Fire authorities might not have access to Dryad’s tech yet, but fire-detection technology is not a new concept. Companies like Pano use ML-trained cameras to detect and alert authorities to fires before they spread, and startups like Cornea and Edgybees have sprouted up to help authorities by using overlays and prediction modeling to help track the progress of wildfires as they develop.
For its part, Dryad’s tech centers around a solar-powered gas sensor that uses machine learning to detect the “gas composition that is typical for a wildfire,” including hydrogen and carbon monoxide, Brinkschulte said.
Brinkschulte said Dryad’s sensors, which scan for fires every minute, are able to identify and alert authorities to a smoldering fire within an hour, while other methods, like satellites, drones, or cameras, can take hours to sense and report fires.

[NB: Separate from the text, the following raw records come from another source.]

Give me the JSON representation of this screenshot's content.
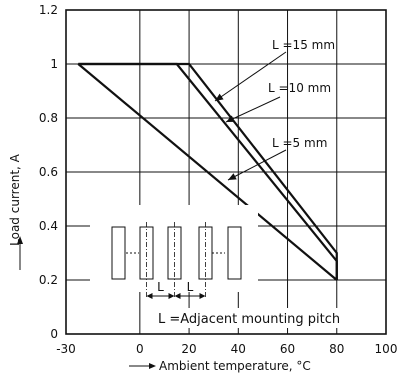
{
  "chart_data": {
    "type": "line",
    "xlabel": "Ambient temperature, °C",
    "ylabel": "Load current, A",
    "xlim": [
      -30,
      100
    ],
    "ylim": [
      0,
      1.2
    ],
    "x_ticks": [
      -30,
      0,
      20,
      40,
      60,
      80,
      100
    ],
    "y_ticks": [
      0,
      0.2,
      0.4,
      0.6,
      0.8,
      1,
      1.2
    ],
    "grid": true,
    "series": [
      {
        "name": "L =15 mm",
        "x": [
          -25,
          20,
          80,
          80
        ],
        "y": [
          1,
          1,
          0.3,
          0.2
        ]
      },
      {
        "name": "L =10 mm",
        "x": [
          -25,
          15,
          80,
          80
        ],
        "y": [
          1,
          1,
          0.27,
          0.2
        ]
      },
      {
        "name": "L =5 mm",
        "x": [
          -25,
          80
        ],
        "y": [
          1,
          0.2
        ]
      }
    ],
    "callouts": [
      "L =15 mm",
      "L =10 mm",
      "L =5 mm"
    ],
    "annotations": {
      "pitch_label": "L",
      "note": "L =Adjacent mounting pitch"
    }
  }
}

In remote areas like a forest, where connectivity is low, Dryad’s tech operates through a mesh network planted in the forest, which then relays information collected from the sensors to satellites flying overhead, enabling the fast transmission of information to fire authorities. The company partnered with the SpaceX-owned connectivity company, Swarm, to tap into its satellite network.
Brinkschulte emphasized that no fire-detection tech is a “single silver bullet,” but feels that Dryad’s advantage lies in its potential to spot fires “faster than all of the other detection methodologies,” particularly under the tree canopy.